GUWAHATI, Nov 21 – Since the price of bio-diesel is kept artificially low in the country, jatropha cultivation in the North-eastern part of the country has remained non-viable and this has led to many farmers abandoning their jatropha plantations in the region.
This was asserted by Kishor Goswami and Hari Kanta Choudhury of the Department of Humanities and Social Sciences, Indian Institute of Technology, Kharagpur. They were making a joint presentation on jatropha-based bio-diesel at the Omeo Kumar Das Institute here recently.
They have made an appeal to the Government to think seriously in favour of raising the market price of jatropha for sustainability of the industry in the region.
Price of bio-diesel is almost half of the subsidised fossil, diesel.

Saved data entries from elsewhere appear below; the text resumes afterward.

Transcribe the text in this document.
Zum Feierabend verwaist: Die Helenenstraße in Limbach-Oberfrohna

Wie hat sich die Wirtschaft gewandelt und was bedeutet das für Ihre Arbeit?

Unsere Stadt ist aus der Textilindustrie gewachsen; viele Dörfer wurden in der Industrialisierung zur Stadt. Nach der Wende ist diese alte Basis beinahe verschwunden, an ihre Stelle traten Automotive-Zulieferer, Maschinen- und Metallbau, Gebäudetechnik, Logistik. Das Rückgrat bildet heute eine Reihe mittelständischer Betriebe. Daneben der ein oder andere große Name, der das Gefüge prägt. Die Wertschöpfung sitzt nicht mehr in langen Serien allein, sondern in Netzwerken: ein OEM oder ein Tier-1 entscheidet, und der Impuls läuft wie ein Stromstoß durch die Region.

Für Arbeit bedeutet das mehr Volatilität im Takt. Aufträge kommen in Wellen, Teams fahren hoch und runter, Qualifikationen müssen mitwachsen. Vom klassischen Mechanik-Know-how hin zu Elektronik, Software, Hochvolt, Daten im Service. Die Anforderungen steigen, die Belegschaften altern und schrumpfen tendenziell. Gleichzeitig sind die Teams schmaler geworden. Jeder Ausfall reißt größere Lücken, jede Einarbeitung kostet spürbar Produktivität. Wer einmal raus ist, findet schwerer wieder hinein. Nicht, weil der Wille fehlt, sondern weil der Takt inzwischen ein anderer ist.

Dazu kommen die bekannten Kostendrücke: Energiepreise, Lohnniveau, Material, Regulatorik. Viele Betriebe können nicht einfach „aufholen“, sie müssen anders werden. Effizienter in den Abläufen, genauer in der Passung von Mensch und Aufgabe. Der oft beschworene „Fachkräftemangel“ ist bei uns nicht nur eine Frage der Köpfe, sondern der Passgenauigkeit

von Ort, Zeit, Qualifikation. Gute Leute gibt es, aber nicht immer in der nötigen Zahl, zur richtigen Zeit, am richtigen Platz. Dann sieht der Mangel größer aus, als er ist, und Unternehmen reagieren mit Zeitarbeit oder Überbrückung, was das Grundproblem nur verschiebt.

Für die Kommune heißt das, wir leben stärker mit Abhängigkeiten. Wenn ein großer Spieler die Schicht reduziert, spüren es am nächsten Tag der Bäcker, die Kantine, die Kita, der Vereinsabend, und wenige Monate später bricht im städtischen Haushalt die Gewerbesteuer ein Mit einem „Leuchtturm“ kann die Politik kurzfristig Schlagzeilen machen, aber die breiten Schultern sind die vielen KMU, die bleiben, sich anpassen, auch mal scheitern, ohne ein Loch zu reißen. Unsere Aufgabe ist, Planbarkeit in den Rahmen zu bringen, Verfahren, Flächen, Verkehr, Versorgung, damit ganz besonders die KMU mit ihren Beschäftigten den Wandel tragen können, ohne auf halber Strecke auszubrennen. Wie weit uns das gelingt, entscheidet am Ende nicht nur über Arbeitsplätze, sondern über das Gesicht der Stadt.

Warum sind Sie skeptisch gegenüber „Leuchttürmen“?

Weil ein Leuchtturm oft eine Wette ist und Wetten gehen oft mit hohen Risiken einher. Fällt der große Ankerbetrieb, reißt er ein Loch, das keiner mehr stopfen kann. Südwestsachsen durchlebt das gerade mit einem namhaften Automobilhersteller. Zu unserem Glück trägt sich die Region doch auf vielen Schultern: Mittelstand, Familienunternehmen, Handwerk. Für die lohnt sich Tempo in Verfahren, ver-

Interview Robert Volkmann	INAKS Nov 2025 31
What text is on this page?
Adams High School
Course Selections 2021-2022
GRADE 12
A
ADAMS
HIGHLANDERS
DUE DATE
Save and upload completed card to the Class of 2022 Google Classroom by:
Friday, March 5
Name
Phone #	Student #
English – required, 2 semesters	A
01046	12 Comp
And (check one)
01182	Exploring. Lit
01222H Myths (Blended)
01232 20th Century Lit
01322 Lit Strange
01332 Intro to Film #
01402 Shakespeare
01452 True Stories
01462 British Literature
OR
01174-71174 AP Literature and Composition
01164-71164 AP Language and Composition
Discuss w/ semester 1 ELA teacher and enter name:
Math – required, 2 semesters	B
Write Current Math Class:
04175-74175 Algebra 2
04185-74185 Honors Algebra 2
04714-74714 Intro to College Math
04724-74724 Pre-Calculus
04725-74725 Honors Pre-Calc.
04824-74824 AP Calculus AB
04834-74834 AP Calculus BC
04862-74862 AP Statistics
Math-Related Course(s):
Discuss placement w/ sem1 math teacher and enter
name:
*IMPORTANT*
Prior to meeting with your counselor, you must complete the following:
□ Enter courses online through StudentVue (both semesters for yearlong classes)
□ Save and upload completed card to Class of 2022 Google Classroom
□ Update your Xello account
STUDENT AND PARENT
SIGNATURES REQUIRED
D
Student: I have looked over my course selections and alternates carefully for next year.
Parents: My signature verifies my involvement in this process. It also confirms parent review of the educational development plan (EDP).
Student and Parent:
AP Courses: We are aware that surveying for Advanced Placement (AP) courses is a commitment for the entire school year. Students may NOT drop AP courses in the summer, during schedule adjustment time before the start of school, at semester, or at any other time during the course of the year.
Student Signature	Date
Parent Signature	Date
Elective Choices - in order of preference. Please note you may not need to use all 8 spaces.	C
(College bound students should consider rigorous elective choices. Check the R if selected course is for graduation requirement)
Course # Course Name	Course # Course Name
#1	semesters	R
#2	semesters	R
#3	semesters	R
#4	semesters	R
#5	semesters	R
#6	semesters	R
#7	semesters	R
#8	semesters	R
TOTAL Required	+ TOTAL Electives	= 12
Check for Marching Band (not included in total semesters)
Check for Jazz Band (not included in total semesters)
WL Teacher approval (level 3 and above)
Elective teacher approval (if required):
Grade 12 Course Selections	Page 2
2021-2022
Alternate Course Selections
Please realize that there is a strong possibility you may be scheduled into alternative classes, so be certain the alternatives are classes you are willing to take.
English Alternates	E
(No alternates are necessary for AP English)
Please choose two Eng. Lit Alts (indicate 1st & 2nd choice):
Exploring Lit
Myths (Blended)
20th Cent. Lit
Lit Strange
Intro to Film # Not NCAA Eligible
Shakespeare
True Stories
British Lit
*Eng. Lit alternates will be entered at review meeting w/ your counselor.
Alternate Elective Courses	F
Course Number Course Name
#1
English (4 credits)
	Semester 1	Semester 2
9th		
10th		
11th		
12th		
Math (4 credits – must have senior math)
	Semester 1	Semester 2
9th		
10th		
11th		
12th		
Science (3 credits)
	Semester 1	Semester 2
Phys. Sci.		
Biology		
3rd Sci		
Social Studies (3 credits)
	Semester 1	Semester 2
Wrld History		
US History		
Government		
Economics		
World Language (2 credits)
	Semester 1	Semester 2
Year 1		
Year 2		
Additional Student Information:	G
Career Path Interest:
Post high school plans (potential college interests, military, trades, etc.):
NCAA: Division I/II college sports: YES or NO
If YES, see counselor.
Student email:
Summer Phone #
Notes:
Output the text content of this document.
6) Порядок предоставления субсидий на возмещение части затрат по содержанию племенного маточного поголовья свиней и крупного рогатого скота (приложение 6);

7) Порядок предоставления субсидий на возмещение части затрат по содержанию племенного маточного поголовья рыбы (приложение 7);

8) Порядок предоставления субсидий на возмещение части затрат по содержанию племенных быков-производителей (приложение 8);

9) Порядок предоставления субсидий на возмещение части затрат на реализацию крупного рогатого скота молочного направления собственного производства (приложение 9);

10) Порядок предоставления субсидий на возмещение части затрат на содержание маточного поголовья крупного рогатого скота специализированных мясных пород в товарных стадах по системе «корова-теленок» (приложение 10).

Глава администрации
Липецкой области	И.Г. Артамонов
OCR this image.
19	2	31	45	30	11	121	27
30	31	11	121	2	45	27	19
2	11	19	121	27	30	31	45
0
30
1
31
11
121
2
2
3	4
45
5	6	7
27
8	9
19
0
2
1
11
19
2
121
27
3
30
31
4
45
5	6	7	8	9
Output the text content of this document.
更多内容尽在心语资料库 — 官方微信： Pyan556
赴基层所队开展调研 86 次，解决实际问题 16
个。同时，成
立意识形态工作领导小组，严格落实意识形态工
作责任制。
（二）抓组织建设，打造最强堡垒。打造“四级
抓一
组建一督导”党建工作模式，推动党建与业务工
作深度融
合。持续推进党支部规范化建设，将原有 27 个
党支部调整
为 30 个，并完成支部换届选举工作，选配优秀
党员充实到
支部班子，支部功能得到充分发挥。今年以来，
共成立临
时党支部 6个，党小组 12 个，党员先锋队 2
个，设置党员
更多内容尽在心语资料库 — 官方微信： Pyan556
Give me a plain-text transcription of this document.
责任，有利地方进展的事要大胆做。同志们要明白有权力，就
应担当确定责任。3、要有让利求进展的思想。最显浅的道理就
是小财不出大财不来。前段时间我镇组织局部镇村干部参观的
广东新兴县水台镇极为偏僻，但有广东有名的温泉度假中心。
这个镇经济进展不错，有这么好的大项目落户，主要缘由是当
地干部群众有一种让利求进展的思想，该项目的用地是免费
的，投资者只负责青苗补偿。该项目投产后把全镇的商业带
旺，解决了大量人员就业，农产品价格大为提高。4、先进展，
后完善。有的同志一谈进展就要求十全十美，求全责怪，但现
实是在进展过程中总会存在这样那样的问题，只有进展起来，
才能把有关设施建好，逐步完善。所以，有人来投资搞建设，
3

Thus, the behaviour of the farmers has a link with the profitability of jatropha plantation. Unless the price of bio-diesel increases at least up to the market price of fossil diesel, market price of jatropha seeds will not increase. This will have a negative impact on the jatropha farmers, they said.
Lower returns from jatropha plantation induce higher income group people to invest their resources on some alternative activities rather than on jatropha plantation, the Kharagpur IIT social scientists observed.
Referring to a study they have carried out, they said the present study confirms that the possibility of adoption of jatropha plantation is more for risk takers.
Significantly, they said, higher education level opens alternative avenues for the growers. Under such circumstances, there is every possibility of switching over from jatropha plantation to some other activities.
However, lack of knowledge leads to inadequate plantation practices. This results in inadequate maintenance, poor growth, and higher mortality of plants. Consequently, farmers lose their interest and finally abandon their plantation.
Farmers having knowledge about jatropha can anticipate correctly the prospects and benefits from jatropha. This motivates the farmers to go for jatropha plantation.
Since plantation of jatropha involves a long-term commitment of farmers along with the opportunity cost of land and labour, higher opportunity cost induces the farmers to either switch over their land or labour from jatropha plantation to some other uses, more particularly in the absence of reasonable returns, said the Kharagpur IIT social scientists.